Many disciples turned from following Jesus after He told them what it required (Jn 6:66).

     We also have examples in the Old Testament where people apostatized from the true God to idols such as: The Israelites (Ex 32), Saul (1 Sam 15:11), Solomon (1 Kin 11:1-10), and Amaziah (2 Chr 25:14-16).

     John describes these apostate people by saying, “They went out from us; but they were not of us; for if they had been of us; they no doubt would have continued with us: but they went out, that they might be made manifest (it might be known) that they were not all of us.

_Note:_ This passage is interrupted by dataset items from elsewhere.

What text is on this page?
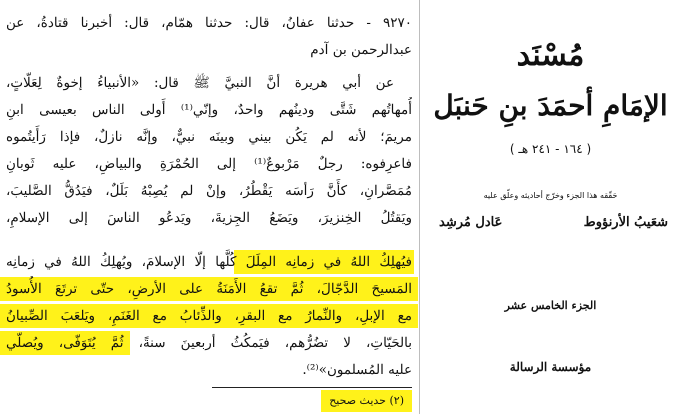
٩٢٧٠ - حدثنا عفانُ، قال: حدثنا همّام، قال: أخبرنا قتادةُ، عن
عبدالرحمن بن آدم
عن أبي هريرة أنَّ النبيَّ ﷺ قال: «الأنبياءُ إخوةٌ لِعَلّاتٍ،
أُمهاتُهم شَتَّى ودينُهم واحدٌ، وإنّي⁽¹⁾ أَولى الناس بعيسى ابنِ
مريمَ؛ لأنه لم يَكُن بيني وبينَه نبيٌّ، وإنَّه نازلٌ، فإذا رَأَيتُموه
فاعرِفوه: رجلٌ مَرْبوعٌ⁽¹⁾ إلى الحُمْرَةِ والبياضِ، عليه ثَوبانِ
مُمَصَّرانِ، كأَنَّ رَأسَه يَقْطُرُ، وإنْ لم يُصِبْهُ بَلَلٌ، فيَدُقُّ الصَّليبَ،
ويَقتُلُ الخِنزيرَ، ويَضَعُ الجِزيةَ، ويَدعُو الناسَ إلى الإسلامِ،
فيُهلِكُ اللهُ في زمانِه المِلَلَ كُلَّها إلّا الإسلامَ، ويُهلِكُ اللهُ في زمانِه
المَسيحَ الدَّجّالَ، ثُمَّ تقعُ الأَمَنَةُ على الأرضِ، حتّى ترتَعَ الأُسودُ
مع الإبلِ، والنِّمارُ مع البقرِ، والذِّئابُ مع الغَنَمِ، ويَلعَبَ الصِّبيانُ
بالحَيّاتِ، لا تضُرُّهم، فيَمكُثُ أربعينَ سنةً، ثُمَّ يُتَوَفّى، ويُصلّي
عليه المُسلمون»⁽²⁾.
(٢) حديث صحيح
مُسْنَد
الإمَامِ أحمَدَ بنِ حَنبَل
( ١٦٤ - ٢٤١ هـ )
حَقّقه هذا الجزء وخرّج أحاديثه وعلّق عليه
شعَيبُ الأرنؤوط
عَادل مُرشِد
الجزء الخامس عشر
مؤسسة الرسالة
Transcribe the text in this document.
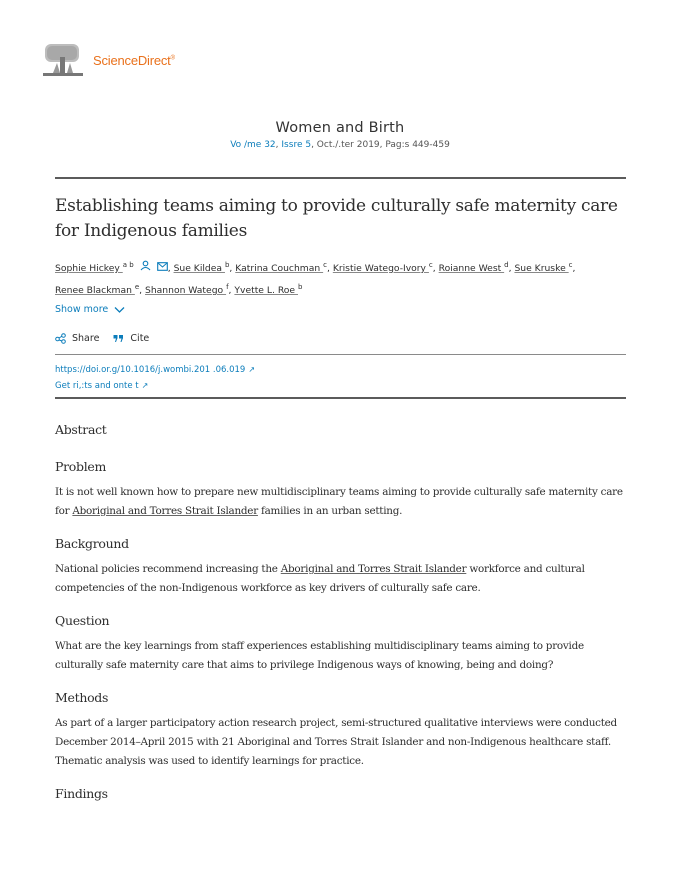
ScienceDirect®
Women and Birth
Vo /me 32, Issre 5, Oct./.ter 2019, Pag:s 449-459
Establishing teams aiming to provide culturally safe maternity care for Indigenous families
Sophie Hickey $^{a b}$	, Sue Kildea $^b$, Katrina Couchman $^c$, Kristie Watego-Ivory $^c$, Roianne West $^d$, Sue Kruske $^c$,
Renee Blackman $^e$, Shannon Watego $^f$, Yvette L. Roe $^b$
Show more
Share	Cite
https://doi.or.g/10.1016/j.wombi.201 .06.019 ↗
Get ri,:ts and onte t ↗
Abstract
Problem

It is not well known how to prepare new multidisciplinary teams aiming to provide culturally safe maternity care for Aboriginal and Torres Strait Islander families in an urban setting.

Background

National policies recommend increasing the Aboriginal and Torres Strait Islander workforce and cultural competencies of the non-Indigenous workforce as key drivers of culturally safe care.

Question

What are the key learnings from staff experiences establishing multidisciplinary teams aiming to provide culturally safe maternity care that aims to privilege Indigenous ways of knowing, being and doing?

Methods

As part of a larger participatory action research project, semi-structured qualitative interviews were conducted December 2014–April 2015 with 21 Aboriginal and Torres Strait Islander and non-Indigenous healthcare staff. Thematic analysis was used to identify learnings for practice.

Findings
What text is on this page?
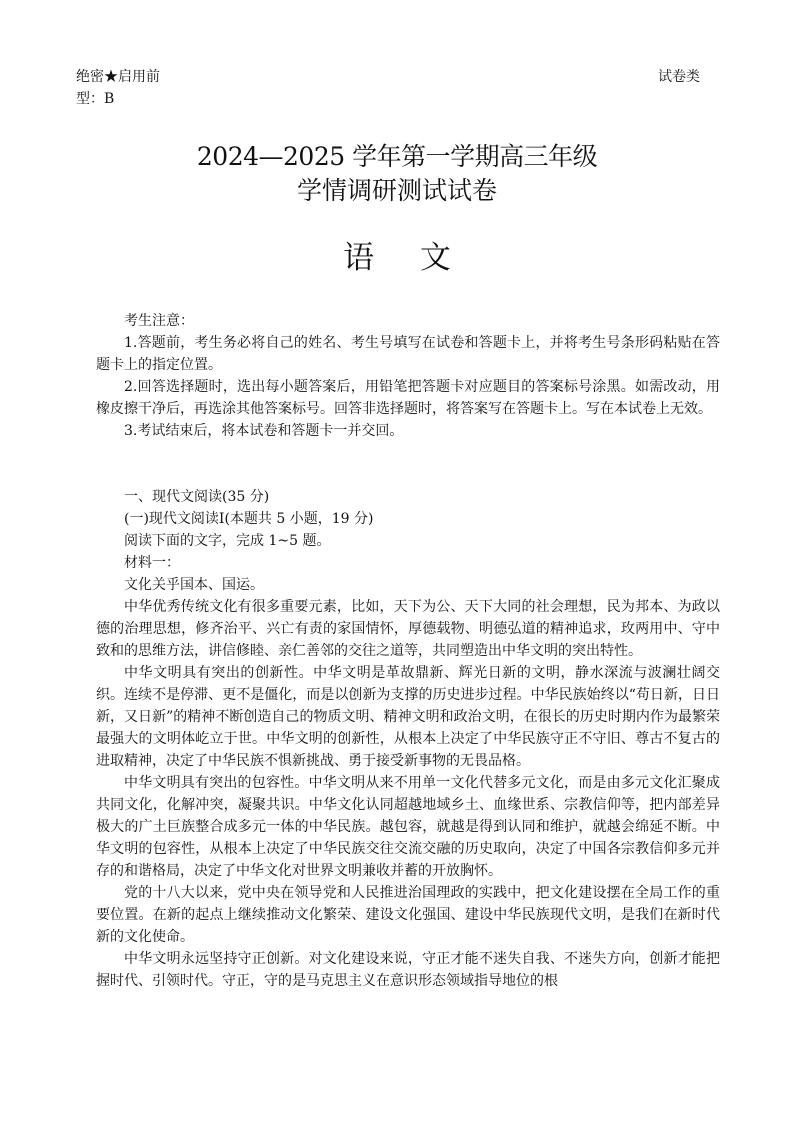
绝密★启用前	试卷类
型：B
2024—2025 学年第一学期高三年级
学情调研测试试卷
语 文

考生注意：

1.答题前，考生务必将自己的姓名、考生号填写在试卷和答题卡上，并将考生号条形码粘贴在答题卡上的指定位置。

2.回答选择题时，选出每小题答案后，用铅笔把答题卡对应题目的答案标号涂黑。如需改动，用橡皮擦干净后，再选涂其他答案标号。回答非选择题时，将答案写在答题卡上。写在本试卷上无效。

3.考试结束后，将本试卷和答题卡一并交回。

一、现代文阅读(35 分)

(一)现代文阅读Ⅰ(本题共 5 小题，19 分)

阅读下面的文字，完成 1~5 题。

材料一：

文化关乎国本、国运。

中华优秀传统文化有很多重要元素，比如，天下为公、天下大同的社会理想，民为邦本、为政以德的治理思想，修齐治平、兴亡有责的家国情怀，厚德载物、明德弘道的精神追求，玫两用中、守中致和的思维方法，讲信修睦、亲仁善邻的交往之道等，共同塑造出中华文明的突出特性。

中华文明具有突出的创新性。中华文明是革故鼎新、辉光日新的文明，静水深流与波澜壮阔交织。连续不是停滞、更不是僵化，而是以创新为支撑的历史进步过程。中华民族始终以“苟日新，日日新，又日新”的精神不断创造自己的物质文明、精神文明和政治文明，在很长的历史时期内作为最繁荣最强大的文明体屹立于世。中华文明的创新性，从根本上决定了中华民族守正不守旧、尊古不复古的进取精神，决定了中华民族不惧新挑战、勇于接受新事物的无畏品格。

中华文明具有突出的包容性。中华文明从来不用单一文化代替多元文化，而是由多元文化汇聚成共同文化，化解冲突，凝聚共识。中华文化认同超越地域乡土、血缘世系、宗教信仰等，把内部差异极大的广土巨族整合成多元一体的中华民族。越包容，就越是得到认同和维护，就越会绵延不断。中华文明的包容性，从根本上决定了中华民族交往交流交融的历史取向，决定了中国各宗教信仰多元并存的和谐格局，决定了中华文化对世界文明兼收并蓄的开放胸怀。

党的十八大以来，党中央在领导党和人民推进治国理政的实践中，把文化建设摆在全局工作的重要位置。在新的起点上继续推动文化繁荣、建设文化强国、建设中华民族现代文明，是我们在新时代新的文化使命。

中华文明永远坚持守正创新。对文化建设来说，守正才能不迷失自我、不迷失方向，创新才能把握时代、引领时代。守正，守的是马克思主义在意识形态领域指导地位的根
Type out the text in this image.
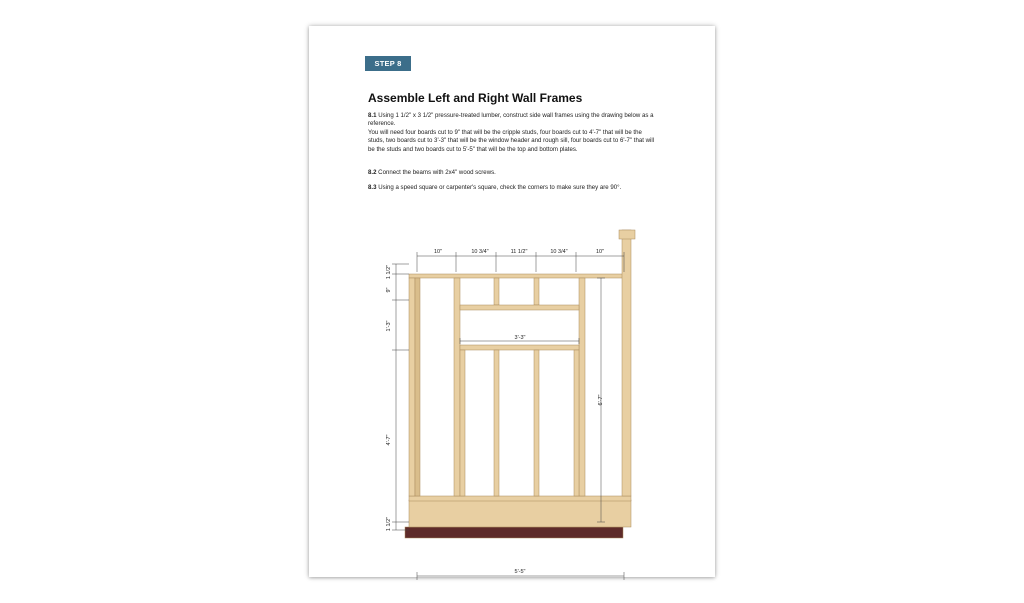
STEP 8
Assemble Left and Right Wall Frames

8.1 Using 1 1/2" x 3 1/2" pressure-treated lumber, construct side wall frames using the drawing below as a reference.
You will need four boards cut to 9" that will be the cripple studs, four boards cut to 4'-7" that will be the studs, two boards cut to 3'-3" that will be the window header and rough sill, four boards cut to 6'-7" that will be the studs and two boards cut to 5'-5" that will be the top and bottom plates.

8.2 Connect the beams with 2x4" wood screws.

8.3 Using a speed square or carpenter's square, check the corners to make sure they are 90°.

10"	10 3/4"	11 1/2"	10 3/4"	10"
1 1/2"
9"
1'-3"
4'-7"
1 1/2"
3'-3"
6'-7"
5'-5"
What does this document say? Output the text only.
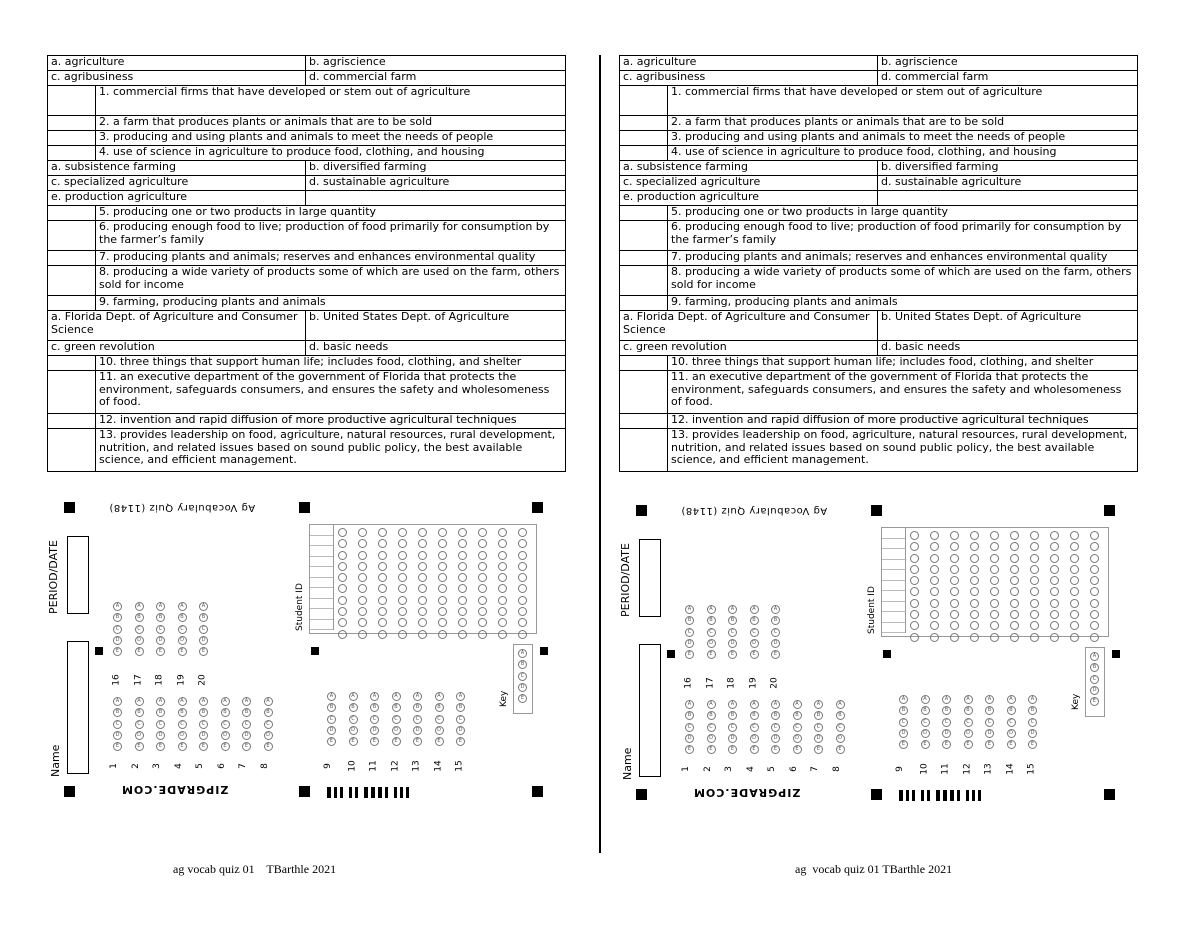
a. agriculture		b. agriscience
c. agribusiness		d. commercial farm
	1. commercial firms that have developed or stem out of agriculture	
	2. a farm that produces plants or animals that are to be sold	
	3. producing and using plants and animals to meet the needs of people	
	4. use of science in agriculture to produce food, clothing, and housing	
a. subsistence farming		b. diversified farming
c. specialized agriculture		d. sustainable agriculture
e. production agriculture		
	5. producing one or two products in large quantity	
	6. producing enough food to live; production of food primarily for consumption by the farmer’s family	
	7. producing plants and animals; reserves and enhances environmental quality	
	8. producing a wide variety of products some of which are used on the farm, others sold for income	
	9. farming, producing plants and animals	
a. Florida Dept. of Agriculture and Consumer Science		b. United States Dept. of Agriculture
c. green revolution		d. basic needs
	10. three things that support human life; includes food, clothing, and shelter	
	11. an executive department of the government of Florida that protects the environment, safeguards consumers, and ensures the safety and wholesomeness of food.	
	12. invention and rapid diffusion of more productive agricultural techniques	
	13. provides leadership on food, agriculture, natural resources, rural development, nutrition, and related issues based on sound public policy, the best available science, and efficient management.	
Ag Vocabulary Quiz (1148)
PERIOD/DATE
Name
A
B
C
D
E
1
A
B
C
D
E
2
A
B
C
D
E
3
A
B
C
D
E
4
A
B
C
D
E
5
A
B
C
D
E
6
A
B
C
D
E
7
A
B
C
D
E
8
A
B
C
D
E
16
A
B
C
D
E
17
A
B
C
D
E
18
A
B
C
D
E
19
A
B
C
D
E
20
A
B
C
D
E
9
A
B
C
D
E
10
A
B
C
D
E
11
A
B
C
D
E
12
A
B
C
D
E
13
A
B
C
D
E
14
A
B
C
D
E
15
Student ID
A
B
C
D
E
Key
ZIPGRADE.COM
a. agriculture		b. agriscience
c. agribusiness		d. commercial farm
	1. commercial firms that have developed or stem out of agriculture	
	2. a farm that produces plants or animals that are to be sold	
	3. producing and using plants and animals to meet the needs of people	
	4. use of science in agriculture to produce food, clothing, and housing	
a. subsistence farming		b. diversified farming
c. specialized agriculture		d. sustainable agriculture
e. production agriculture		
	5. producing one or two products in large quantity	
	6. producing enough food to live; production of food primarily for consumption by the farmer’s family	
	7. producing plants and animals; reserves and enhances environmental quality	
	8. producing a wide variety of products some of which are used on the farm, others sold for income	
	9. farming, producing plants and animals	
a. Florida Dept. of Agriculture and Consumer Science		b. United States Dept. of Agriculture
c. green revolution		d. basic needs
	10. three things that support human life; includes food, clothing, and shelter	
	11. an executive department of the government of Florida that protects the environment, safeguards consumers, and ensures the safety and wholesomeness of food.	
	12. invention and rapid diffusion of more productive agricultural techniques	
	13. provides leadership on food, agriculture, natural resources, rural development, nutrition, and related issues based on sound public policy, the best available science, and efficient management.	
Ag Vocabulary Quiz (1148)
PERIOD/DATE
Name
A
B
C
D
E
1
A
B
C
D
E
2
A
B
C
D
E
3
A
B
C
D
E
4
A
B
C
D
E
5
A
B
C
D
E
6
A
B
C
D
E
7
A
B
C
D
E
8
A
B
C
D
E
16
A
B
C
D
E
17
A
B
C
D
E
18
A
B
C
D
E
19
A
B
C
D
E
20
A
B
C
D
E
9
A
B
C
D
E
10
A
B
C
D
E
11
A
B
C
D
E
12
A
B
C
D
E
13
A
B
C
D
E
14
A
B
C
D
E
15
Student ID
A
B
C
D
E
Key
ZIPGRADE.COM
ag vocab quiz 01    TBarthle 2021	ag  vocab quiz 01 TBarthle 2021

But ye have an unction (an anointing: the Holy Spirit) from the Holy One (Jesus), and ye know all things. (1 Jn 1:19-20)

     In other words, there are people who can appear to be Christians, but the fact that they failed to persevere with Christian believers, and “went out” from among them, proves they were not Christians (not of us) at all. Verse 20 bears this out when it says but you have the Holy Spirit, which is the sign that proves and guarantees that a person is a true Christian (Eph 1:13-14)(2 Cor 1:22)(2 Cor 5:5).

     It is a scary thing for a person to have heard and known the truth, and then to have forsaken or walked away from it. Peter says of these people, “For if after they have escaped the pollutions of the world through the knowledge of the Lord and Savior Jesus Christ, they are again entangled therein and overcome, the latter end is worse with them than the beginning. For it had been better for them not to have known the way of righteousness, than, after they have known it, to turn from the holy commandment delivered unto them.” (2 Pet 2:20-21)

     Why is it so bad to have heard the truth, and then walked away, rather than to have not heard it at all? Jesus tells us:

(Lk 12:47-48) And that servant, which knew his lord’s will, and prepared not himself, neither did according to his will, shall be beaten with many stripes. (48) But he that knew not, and did commit things worthy of stripes, shall be beaten with few stripes. For unto whomsoever much is given, of him much is required: and to whom men have committed much, of him they will ask the more.

     What does this mean? Jesus is speaking of Hell! And, He is telling us that for the one to whom much was given (the one who heard the truth and walked away from it), his punishment will be greater in Hell, than “he that knew not.”